Biomarkers associated with mortality in critical COVID-19 which remained significant at the p<0.005 level. Red dots indicate the analyte levels in patients who died and blue dots are those who survived. (A) functional group 3, representing Th2 responses [except for Interleukin (IL)-4 and IL-5] on day 7 post-admission. (B) functional group 12, representing intercellular adhesion molecule-1 (ICAM-1) and vascular cell adhesion molecule-1 (VCAM-1) on day 7 post-admission. (C) IL-1Ra or functional group 9, representing anti-inflammatory myeloid cells on day 1. (D) Endothelin-1 (ET-1) or functional group 19, representing vascular tone and endothelial dysfunction on day 7 post-admission. Analyte levels have been scaled and transformed to Z-scores for comparability, and the means were compared with a robust t-test.
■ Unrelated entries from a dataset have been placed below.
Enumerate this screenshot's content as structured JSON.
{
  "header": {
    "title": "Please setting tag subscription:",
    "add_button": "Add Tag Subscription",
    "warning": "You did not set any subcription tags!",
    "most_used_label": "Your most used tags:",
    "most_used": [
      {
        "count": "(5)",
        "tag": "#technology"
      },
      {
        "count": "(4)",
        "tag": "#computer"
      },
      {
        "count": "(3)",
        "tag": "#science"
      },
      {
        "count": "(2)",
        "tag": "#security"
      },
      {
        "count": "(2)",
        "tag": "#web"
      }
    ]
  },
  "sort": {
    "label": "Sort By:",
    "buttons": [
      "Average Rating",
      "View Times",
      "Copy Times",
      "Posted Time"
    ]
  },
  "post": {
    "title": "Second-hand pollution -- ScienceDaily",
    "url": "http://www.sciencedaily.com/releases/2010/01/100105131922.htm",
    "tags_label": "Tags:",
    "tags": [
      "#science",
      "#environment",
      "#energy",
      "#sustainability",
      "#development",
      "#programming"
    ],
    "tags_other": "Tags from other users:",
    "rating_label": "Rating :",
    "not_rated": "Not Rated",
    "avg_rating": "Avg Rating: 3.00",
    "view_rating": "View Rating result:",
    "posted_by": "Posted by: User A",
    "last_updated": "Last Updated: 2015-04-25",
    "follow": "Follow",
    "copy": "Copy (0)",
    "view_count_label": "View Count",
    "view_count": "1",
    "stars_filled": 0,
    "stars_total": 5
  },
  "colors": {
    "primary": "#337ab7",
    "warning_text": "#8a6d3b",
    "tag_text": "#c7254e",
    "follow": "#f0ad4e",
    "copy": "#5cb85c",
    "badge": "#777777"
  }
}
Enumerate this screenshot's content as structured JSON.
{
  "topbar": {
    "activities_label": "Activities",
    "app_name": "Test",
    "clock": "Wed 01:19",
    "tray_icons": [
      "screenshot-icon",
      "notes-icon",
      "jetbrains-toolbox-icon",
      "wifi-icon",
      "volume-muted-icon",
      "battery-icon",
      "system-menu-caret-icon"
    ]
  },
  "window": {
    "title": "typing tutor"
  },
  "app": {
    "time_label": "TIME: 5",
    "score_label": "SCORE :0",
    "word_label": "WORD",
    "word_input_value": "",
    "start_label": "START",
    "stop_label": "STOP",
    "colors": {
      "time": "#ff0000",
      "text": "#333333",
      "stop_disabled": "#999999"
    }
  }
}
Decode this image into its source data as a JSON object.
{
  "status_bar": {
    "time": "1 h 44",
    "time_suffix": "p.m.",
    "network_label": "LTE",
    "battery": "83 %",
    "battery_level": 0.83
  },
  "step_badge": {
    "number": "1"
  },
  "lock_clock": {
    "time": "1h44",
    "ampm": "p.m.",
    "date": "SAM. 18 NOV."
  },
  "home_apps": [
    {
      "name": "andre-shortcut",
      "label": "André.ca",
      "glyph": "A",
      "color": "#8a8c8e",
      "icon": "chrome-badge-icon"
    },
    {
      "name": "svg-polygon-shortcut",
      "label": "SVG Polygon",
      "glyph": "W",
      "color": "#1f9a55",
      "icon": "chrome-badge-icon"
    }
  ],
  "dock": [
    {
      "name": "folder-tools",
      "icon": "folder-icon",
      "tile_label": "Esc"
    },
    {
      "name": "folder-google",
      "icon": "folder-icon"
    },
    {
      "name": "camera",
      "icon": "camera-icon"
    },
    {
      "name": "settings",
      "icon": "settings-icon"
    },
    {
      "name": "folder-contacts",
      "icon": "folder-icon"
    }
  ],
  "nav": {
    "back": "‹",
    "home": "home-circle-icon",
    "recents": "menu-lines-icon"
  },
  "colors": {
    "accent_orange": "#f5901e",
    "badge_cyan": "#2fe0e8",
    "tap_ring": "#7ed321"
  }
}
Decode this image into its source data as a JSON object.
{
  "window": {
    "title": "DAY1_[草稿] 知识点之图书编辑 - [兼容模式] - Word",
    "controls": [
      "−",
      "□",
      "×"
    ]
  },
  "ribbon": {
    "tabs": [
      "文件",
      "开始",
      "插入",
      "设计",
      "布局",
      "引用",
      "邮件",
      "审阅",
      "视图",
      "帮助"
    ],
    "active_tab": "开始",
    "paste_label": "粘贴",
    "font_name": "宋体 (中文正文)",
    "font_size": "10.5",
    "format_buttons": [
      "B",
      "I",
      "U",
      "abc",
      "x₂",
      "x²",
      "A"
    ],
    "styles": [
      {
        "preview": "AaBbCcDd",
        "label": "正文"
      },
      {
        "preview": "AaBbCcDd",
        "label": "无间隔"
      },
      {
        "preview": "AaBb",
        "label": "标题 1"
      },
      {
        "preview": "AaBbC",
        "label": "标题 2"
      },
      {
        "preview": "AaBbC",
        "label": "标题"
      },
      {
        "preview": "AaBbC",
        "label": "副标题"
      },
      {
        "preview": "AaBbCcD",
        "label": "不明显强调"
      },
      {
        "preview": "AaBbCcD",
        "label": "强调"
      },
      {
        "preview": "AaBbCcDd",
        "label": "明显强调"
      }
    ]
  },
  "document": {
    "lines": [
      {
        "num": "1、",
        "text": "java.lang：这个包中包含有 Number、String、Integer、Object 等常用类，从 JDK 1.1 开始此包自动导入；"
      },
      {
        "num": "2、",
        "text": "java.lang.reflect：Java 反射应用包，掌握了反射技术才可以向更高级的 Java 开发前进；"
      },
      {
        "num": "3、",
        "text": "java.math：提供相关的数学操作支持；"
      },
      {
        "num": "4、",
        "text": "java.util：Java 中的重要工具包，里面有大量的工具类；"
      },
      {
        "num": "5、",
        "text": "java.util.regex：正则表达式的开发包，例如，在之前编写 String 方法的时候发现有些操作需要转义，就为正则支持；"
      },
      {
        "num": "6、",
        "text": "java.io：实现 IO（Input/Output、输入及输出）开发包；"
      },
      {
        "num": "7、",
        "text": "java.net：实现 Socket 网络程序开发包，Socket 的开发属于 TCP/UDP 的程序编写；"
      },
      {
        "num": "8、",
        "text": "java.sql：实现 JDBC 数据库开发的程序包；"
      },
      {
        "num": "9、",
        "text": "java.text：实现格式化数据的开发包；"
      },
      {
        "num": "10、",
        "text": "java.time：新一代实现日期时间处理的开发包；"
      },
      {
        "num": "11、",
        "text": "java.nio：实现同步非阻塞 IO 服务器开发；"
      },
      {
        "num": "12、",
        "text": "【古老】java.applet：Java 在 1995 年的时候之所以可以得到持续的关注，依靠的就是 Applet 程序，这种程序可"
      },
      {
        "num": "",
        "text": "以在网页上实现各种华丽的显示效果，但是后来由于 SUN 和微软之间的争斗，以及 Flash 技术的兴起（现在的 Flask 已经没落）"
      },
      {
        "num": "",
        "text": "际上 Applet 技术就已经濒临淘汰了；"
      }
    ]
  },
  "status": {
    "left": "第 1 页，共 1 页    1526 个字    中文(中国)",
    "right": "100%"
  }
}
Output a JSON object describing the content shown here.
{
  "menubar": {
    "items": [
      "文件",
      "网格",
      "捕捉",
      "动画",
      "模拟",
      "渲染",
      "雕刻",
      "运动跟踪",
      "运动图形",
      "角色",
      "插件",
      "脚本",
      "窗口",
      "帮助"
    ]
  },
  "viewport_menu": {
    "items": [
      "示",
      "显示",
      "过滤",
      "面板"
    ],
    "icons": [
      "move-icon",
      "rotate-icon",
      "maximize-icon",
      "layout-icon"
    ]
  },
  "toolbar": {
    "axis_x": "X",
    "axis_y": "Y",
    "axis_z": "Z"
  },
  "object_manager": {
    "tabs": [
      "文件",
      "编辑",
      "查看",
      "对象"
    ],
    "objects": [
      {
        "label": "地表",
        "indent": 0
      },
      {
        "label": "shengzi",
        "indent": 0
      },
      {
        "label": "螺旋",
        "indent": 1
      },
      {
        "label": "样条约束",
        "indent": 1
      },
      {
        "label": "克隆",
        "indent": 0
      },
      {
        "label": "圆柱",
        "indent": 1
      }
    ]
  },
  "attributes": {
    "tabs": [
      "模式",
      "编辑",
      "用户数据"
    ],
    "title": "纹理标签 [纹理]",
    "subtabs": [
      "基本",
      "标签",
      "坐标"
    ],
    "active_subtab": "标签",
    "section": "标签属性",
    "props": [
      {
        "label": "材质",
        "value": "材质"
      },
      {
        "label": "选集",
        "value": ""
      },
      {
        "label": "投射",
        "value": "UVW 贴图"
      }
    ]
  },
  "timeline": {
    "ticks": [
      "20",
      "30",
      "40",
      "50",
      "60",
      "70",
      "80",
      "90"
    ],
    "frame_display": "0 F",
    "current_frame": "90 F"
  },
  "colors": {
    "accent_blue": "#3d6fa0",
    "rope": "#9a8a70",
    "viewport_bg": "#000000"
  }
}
ST2, growth stimulation gene-2.

Figure 5

Biomarkers with a longitudinal trajectory associated with survival or death. (A) Levels of IL-18 between day 1 and day 7 in survivors. (B) Levels of VCAM-1 from day 1 to day 7 in survivors. (C) Levels of IL-15 from day 1 to day 7 in those who died. Analyte levels have been scaled and transformed to Z-scores for comparability and the means were compared with a robust t-test.